Um das zu erreichen, müssen die Regierungen die Nachteile eines CO2-Preises für Bürger und Unternehmen sinnvoll kompensieren. Das kann durch finanzielle Zuwendungen, öffentliche Investitionen, eine Steuersenkung oder zeitweilige Ausnahmeregeln geschehen. Zwar kosten viele dieser Maßnahmen Geld, doch können die Einnahmen aus der CO2-Bepreisung mit 0,5 bis 6 Prozent des Bruttoinlandproduktes je nach Land und Höhe beträchtlich sein, wie der jüngst veröffentliche UNEP Emissions Gap Report beziffert.

Der Bericht zeigt dabei besonders erfolgreiche Beispiele, von denen auch Deutschland lernen könnte:

Geld für die Bürgerinnen und Bürger

In der Schweiz werden Teile der Einnahmen aus der CO2-Abgabe direkt an die Bürgerinnen und Bürger zurückgegeben – im Jahr 2018 bekam jeder etwa 80 Euro ausgeschüttet. Einige Provinzen in Kanada verfahren ebenso.
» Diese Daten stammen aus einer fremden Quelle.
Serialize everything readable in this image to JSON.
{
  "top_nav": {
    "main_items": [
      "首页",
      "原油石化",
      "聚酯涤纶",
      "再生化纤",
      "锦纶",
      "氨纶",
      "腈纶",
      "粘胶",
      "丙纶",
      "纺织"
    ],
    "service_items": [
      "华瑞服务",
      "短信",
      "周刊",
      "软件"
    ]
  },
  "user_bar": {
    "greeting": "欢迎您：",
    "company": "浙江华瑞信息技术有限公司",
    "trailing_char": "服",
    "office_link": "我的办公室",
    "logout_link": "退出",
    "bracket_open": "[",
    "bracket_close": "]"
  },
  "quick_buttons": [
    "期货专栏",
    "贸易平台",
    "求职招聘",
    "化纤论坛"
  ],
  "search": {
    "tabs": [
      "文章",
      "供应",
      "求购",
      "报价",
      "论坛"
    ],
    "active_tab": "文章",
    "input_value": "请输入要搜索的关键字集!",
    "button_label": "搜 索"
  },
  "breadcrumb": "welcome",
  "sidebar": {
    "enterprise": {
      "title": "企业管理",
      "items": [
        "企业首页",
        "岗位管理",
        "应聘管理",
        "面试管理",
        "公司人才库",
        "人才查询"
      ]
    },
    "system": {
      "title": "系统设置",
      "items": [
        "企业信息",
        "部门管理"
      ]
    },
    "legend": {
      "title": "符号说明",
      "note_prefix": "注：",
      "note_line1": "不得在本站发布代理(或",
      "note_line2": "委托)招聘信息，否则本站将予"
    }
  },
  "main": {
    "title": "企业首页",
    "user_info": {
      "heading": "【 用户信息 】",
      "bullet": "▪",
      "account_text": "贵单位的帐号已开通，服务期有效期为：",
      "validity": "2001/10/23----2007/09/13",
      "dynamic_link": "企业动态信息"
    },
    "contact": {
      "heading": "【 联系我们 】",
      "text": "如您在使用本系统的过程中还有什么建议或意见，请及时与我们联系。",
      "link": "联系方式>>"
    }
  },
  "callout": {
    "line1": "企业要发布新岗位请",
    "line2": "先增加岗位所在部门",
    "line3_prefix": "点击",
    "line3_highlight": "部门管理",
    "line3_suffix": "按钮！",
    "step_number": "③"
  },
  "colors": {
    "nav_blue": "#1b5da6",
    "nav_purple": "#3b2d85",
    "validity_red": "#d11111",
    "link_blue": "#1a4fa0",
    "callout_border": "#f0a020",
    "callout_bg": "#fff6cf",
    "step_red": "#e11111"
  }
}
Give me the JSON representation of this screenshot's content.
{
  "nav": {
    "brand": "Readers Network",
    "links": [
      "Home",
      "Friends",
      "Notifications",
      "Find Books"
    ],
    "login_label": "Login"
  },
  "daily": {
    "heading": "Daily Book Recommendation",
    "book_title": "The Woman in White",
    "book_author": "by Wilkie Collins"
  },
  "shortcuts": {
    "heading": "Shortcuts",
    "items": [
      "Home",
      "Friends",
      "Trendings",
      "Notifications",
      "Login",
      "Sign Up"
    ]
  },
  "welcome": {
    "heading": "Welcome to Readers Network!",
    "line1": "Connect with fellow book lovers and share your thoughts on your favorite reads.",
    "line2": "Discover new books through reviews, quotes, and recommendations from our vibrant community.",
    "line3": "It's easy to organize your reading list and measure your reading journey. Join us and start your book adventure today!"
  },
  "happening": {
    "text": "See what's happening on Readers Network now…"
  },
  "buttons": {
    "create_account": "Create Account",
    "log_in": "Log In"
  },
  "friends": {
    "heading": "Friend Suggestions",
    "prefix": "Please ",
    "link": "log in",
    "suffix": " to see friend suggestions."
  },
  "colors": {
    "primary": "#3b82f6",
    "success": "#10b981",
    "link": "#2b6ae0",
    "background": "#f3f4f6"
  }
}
Die besonders öl- und kohlereiche kanadischen Provinz Alberta hingegen steckt einen Teil der Einnahmen gezielt in Projekte zur Verbesserung der Infrastruktur, des öffentlichen Verkehrs und der Energieeffizienz und unterstützt so den Strukturwandel hin zu einer nachhaltigen Wirtschaftsweise. Schwellenländer wie Indien oder Kolumbien haben zwar deutlich geringere Steuersätze auf CO2 oder fossile Energieträger, doch auch hier werden Teile der Einnahmen für Umweltprojekte und saubere Energieprojekte verwendet.

Einen ganz anderen Weg ist Schweden gegangen, das seit 1991 eine Steuer auf CO2 hat und mit einer Höhe von derzeit 120 Euro je Tonne weltweit Spitzenreiter ist. Die Einnahmen aus der Steuer werden direkt dem Regierungshaushalt zugeführt. Dadurch konnten andere Steuern, insbesondere die Einkommenssteuer für Geringverdiener, erheblich gesenkt werden. Das Land verzeichnet seitdem hohe ökonomische Wachstumsraten bei gleichzeitig rückläufigen Emissionen und zeigt so, dass sich beide Größen durchaus entkoppeln lassen.

Es geht aber nicht nur um finanzielle Kompensation, sondern es kommt auch auf politische und psychologische Faktoren an. Ob die Bürgerinnen und Bürger einen CO2-Preis akzeptieren, hängt beispielsweise stark davon ab, ob sie der Regierung ganz allgemein vertrauen, ob die Politik ihre Reform offen kommuniziert, und ob die einzelnen Maßnahmen zeitlich geschickt aufeinanderfolgen.